Hagia Sophia means The Church of the Holy Wisdom in Greek. This was the seat of the Orthodox Patriarch of Constantinople for over 900 year. This also was a principal setting for church councils and imperial ceremonies. This amazing church remained a functioning church all the way up until May 29, 1453. This is when Sultan Mehmet the Conqueror entered into the city of Constantinople and he was so amazed at the beauty of the Hagia Sophia that he immediately converted it into his imperial mosque. For almost 500 years it has served as the principal mosque of Istanbul.

Now the Hagia Sophia is a museum and is acknowledged as one of the greatest buildings of the world. What was the purpose the Hagia Sophia was built? I think most would say its purpose was to be the center of Orthodox Christianity but also to cement the legacy of the Byzantine Emperor Justinian I. This is correct but as a piece of art its purpose goes much deeper. By a piece of art I mean in aspects like its creativity, communicating information, worship, day-to-day living, and more. The Hagia Sophia is nothing but creative. Justinian wanted to create a one of a kind master piece.

He had materials shipped in from all over the world. Green marble from Thessaly was brought over as well as yellow stone from Syria. This astonishing church has the layout of a congregational basilica and that of a vaulted superstructure. By using screen walls between the nave and the aisles and gallery Anthemios and Isidoros, architects, were able to maintain flow toward the sanctuary. Past the immediate usable space of the floor the church wamps (like boom there it is) into a glorious system of vaults of tremendous height. There are four broad arches that rest beneath the central dome.

This dome is all brick and floats some 165 feet above the floor. The creativity of this almost unexplainable piece of art goes on for days but what I like the most is the all the round- headed/ arch windows. There is forty of these following each other around the bottom of the central dome which creates the base and more of them throughout the whole structure. The best part about them is the way the light shines through and between them and lights up the church. I cannot even imagine how beautiful and amazing this looks in person.

As a piece of art another purpose of the Hagia Sophia was to communicate information and worship. When contemplating on whether or not to crown the Hagia Sophia with a dome it was related to the sanctity of the whole building as an earthly analogue to heaven. That itself to me communicates some kind of message of how great this church was meant to be. Justinian created this church of size, light, and space for everyone. Clergies were held in here as well as liturgy of the Eucharist. Christians were the first to use the Hagia Sophia as a church.

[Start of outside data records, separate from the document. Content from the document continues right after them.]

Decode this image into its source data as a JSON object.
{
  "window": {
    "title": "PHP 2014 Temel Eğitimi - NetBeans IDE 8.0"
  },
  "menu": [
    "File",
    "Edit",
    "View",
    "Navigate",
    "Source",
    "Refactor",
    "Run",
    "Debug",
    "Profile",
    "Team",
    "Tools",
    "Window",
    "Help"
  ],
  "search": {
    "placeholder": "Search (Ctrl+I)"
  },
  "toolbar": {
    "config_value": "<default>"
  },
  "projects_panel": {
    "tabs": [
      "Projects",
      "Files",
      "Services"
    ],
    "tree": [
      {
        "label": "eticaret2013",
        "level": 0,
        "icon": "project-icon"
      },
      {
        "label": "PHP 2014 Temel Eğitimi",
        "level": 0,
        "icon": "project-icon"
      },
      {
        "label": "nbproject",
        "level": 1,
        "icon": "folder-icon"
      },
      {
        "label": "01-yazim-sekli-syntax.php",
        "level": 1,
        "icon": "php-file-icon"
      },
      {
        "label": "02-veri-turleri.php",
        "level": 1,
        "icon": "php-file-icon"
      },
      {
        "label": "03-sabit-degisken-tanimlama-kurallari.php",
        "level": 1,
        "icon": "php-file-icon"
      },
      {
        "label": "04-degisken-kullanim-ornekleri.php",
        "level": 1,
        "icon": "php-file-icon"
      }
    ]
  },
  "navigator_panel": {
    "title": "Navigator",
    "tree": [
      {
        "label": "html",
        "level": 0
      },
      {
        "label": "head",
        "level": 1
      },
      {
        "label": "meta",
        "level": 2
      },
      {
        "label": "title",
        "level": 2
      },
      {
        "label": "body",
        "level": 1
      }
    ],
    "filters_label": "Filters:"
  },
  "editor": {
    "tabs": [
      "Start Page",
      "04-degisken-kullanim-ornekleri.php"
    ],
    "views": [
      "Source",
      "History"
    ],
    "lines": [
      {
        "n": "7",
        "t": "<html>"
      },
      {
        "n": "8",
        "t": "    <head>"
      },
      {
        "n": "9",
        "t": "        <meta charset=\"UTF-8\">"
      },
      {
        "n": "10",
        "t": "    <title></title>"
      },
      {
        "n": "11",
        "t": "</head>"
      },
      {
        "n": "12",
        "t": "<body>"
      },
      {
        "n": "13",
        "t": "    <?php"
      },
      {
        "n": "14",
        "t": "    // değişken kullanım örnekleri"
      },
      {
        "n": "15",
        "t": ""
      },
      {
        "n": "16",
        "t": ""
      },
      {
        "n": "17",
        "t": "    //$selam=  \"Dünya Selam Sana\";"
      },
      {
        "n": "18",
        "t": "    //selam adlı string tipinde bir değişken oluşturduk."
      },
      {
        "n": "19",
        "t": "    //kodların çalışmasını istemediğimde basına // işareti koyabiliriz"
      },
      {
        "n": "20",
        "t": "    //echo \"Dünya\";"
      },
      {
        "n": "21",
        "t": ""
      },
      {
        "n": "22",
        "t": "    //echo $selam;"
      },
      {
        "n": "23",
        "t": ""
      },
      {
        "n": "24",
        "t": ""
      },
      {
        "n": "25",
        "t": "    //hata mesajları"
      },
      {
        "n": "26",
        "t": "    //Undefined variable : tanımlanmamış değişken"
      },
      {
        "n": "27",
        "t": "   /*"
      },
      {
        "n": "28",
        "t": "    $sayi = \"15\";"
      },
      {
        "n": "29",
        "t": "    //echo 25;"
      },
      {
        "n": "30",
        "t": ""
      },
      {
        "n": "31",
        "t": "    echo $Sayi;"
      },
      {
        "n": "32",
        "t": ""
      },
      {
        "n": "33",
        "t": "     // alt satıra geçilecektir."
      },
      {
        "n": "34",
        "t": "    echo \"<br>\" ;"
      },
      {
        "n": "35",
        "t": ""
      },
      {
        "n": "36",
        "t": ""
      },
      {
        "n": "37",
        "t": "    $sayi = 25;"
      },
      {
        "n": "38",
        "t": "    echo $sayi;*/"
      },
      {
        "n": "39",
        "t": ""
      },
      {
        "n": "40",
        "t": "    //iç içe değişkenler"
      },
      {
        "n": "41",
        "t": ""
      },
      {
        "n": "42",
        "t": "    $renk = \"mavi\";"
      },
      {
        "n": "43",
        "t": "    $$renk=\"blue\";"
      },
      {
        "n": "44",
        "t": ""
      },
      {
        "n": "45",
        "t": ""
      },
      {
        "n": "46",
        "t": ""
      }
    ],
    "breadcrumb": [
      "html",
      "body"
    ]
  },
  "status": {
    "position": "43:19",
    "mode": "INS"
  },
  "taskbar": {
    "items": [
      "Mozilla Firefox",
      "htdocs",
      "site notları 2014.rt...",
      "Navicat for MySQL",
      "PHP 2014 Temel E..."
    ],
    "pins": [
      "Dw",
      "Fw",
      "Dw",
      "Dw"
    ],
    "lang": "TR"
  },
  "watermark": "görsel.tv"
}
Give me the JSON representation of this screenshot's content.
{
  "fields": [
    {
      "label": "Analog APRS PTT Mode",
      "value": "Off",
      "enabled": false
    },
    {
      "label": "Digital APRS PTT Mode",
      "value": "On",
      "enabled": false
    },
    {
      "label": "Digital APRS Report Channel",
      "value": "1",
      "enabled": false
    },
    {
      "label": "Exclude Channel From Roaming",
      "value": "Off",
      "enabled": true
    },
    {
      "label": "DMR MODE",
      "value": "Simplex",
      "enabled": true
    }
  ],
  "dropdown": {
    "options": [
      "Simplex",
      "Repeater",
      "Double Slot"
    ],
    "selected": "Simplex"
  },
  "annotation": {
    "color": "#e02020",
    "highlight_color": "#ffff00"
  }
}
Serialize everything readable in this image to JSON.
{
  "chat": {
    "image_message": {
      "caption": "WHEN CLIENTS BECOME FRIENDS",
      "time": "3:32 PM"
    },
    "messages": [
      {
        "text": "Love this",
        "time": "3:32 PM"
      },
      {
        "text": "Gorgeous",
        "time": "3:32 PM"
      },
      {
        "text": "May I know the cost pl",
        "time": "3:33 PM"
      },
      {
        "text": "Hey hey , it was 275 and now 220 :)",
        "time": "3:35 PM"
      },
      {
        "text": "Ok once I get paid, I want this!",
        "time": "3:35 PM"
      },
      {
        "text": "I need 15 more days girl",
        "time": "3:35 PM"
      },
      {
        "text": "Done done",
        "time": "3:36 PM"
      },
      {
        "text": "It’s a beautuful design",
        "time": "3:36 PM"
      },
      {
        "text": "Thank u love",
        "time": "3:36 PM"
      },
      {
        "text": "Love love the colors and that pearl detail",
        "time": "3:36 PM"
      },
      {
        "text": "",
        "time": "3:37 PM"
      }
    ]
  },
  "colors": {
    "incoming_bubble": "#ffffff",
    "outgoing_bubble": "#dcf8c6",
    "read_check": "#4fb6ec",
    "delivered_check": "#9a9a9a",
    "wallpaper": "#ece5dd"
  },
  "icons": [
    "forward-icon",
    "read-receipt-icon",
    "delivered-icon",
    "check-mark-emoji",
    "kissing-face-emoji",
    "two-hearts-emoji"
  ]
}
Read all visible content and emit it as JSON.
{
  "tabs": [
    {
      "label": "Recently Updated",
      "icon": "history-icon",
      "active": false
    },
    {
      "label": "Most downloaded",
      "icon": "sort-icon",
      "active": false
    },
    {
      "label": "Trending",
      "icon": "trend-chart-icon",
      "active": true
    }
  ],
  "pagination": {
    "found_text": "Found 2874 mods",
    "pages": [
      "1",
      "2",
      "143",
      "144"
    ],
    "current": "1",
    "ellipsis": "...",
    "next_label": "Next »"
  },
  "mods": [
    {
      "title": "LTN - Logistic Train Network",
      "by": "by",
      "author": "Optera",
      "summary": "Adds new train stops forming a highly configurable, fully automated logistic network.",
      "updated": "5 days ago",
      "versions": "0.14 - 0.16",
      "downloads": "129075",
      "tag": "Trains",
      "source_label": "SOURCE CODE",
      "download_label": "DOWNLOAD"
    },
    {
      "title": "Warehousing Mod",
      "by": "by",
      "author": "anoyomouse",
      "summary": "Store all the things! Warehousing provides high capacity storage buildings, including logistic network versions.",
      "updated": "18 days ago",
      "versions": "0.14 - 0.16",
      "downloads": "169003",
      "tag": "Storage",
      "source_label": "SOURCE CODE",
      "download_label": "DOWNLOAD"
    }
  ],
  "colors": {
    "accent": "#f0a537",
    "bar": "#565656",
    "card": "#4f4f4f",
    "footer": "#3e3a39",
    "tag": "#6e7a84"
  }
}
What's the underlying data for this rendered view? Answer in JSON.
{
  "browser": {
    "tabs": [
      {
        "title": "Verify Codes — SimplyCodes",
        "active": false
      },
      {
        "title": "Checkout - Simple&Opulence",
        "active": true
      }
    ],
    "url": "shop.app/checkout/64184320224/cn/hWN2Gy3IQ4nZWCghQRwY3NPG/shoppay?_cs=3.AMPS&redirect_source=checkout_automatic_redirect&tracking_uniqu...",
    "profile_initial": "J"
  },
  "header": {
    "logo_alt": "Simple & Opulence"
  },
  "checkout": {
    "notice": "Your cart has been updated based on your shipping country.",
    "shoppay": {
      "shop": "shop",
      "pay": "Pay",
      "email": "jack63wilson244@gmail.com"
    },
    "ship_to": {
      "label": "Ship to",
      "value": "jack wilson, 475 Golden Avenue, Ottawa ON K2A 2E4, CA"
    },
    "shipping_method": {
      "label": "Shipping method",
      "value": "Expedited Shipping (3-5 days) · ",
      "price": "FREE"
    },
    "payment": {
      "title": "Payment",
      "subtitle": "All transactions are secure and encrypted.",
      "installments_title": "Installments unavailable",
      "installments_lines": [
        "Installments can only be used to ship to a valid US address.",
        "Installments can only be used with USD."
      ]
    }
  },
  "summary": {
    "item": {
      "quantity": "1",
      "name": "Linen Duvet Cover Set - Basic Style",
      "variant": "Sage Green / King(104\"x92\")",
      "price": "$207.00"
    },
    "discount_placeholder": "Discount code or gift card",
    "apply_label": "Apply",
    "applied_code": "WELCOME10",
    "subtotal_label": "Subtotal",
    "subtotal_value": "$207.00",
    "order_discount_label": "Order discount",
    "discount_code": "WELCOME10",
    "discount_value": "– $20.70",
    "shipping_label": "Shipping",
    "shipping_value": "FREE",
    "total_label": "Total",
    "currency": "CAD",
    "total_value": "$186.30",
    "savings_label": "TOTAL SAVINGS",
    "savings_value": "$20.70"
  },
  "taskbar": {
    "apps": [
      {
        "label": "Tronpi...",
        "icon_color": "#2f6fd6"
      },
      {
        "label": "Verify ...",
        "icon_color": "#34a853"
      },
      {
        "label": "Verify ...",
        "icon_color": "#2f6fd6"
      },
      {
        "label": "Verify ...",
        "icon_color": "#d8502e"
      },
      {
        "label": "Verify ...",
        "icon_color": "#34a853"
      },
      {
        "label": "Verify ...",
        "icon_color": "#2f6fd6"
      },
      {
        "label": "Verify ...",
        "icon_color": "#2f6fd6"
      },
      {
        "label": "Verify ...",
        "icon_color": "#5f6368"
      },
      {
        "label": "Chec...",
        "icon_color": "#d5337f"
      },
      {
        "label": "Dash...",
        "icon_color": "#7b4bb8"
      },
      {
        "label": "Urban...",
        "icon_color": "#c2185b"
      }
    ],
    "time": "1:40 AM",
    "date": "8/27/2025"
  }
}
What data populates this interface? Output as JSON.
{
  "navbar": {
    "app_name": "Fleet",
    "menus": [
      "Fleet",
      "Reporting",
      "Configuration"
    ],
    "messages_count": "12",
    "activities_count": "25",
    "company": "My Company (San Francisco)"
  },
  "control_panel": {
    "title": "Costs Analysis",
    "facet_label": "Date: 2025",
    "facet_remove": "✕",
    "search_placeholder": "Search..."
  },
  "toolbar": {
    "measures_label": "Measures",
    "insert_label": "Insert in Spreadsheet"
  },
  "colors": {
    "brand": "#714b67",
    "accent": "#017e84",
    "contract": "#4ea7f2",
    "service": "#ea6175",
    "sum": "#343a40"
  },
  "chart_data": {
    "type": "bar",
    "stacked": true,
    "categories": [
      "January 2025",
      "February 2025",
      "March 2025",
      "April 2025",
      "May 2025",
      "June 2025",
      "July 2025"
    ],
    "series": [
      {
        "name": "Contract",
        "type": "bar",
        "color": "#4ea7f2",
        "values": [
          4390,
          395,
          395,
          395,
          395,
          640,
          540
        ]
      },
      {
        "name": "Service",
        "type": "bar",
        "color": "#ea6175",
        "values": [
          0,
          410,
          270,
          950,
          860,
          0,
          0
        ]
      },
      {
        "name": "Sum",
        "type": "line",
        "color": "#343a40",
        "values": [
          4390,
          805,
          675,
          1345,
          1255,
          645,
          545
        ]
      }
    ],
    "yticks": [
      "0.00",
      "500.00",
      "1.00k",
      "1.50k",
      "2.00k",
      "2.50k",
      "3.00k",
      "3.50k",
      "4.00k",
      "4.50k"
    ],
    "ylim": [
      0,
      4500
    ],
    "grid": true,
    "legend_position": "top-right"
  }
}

They believed that the people were the architecture and when you came to pray they understand that it is not by any human power or skill, but by the influence of God. Next Sultan Mehmed came through and converted it into a mosque. The Hagia Sophia is also an art for day-to-day living as well as visual delight and this could be another reason of purpose. I guess this could relate to the last paragraph on how people could/would go in and worship/pray in this one of a kind church. Also between these two aspects I believe it is how people as the individual see and use this and also as a group or society, even if they are generations apart.

For example if I, an individual, could go back in time to when the Hagia Sophia was first built and was admiring this spectacular church from the outside or inside with someone, an individual from that time, or vice versa, I believe we would both be amazed. But then again we would both have different aspects that we enjoyed or possibly worshiped than each other. I believe it works the same way with certain ethnic groups and certain societal backgrounds. In a way I believe this is a serious purpose of this magnificent building.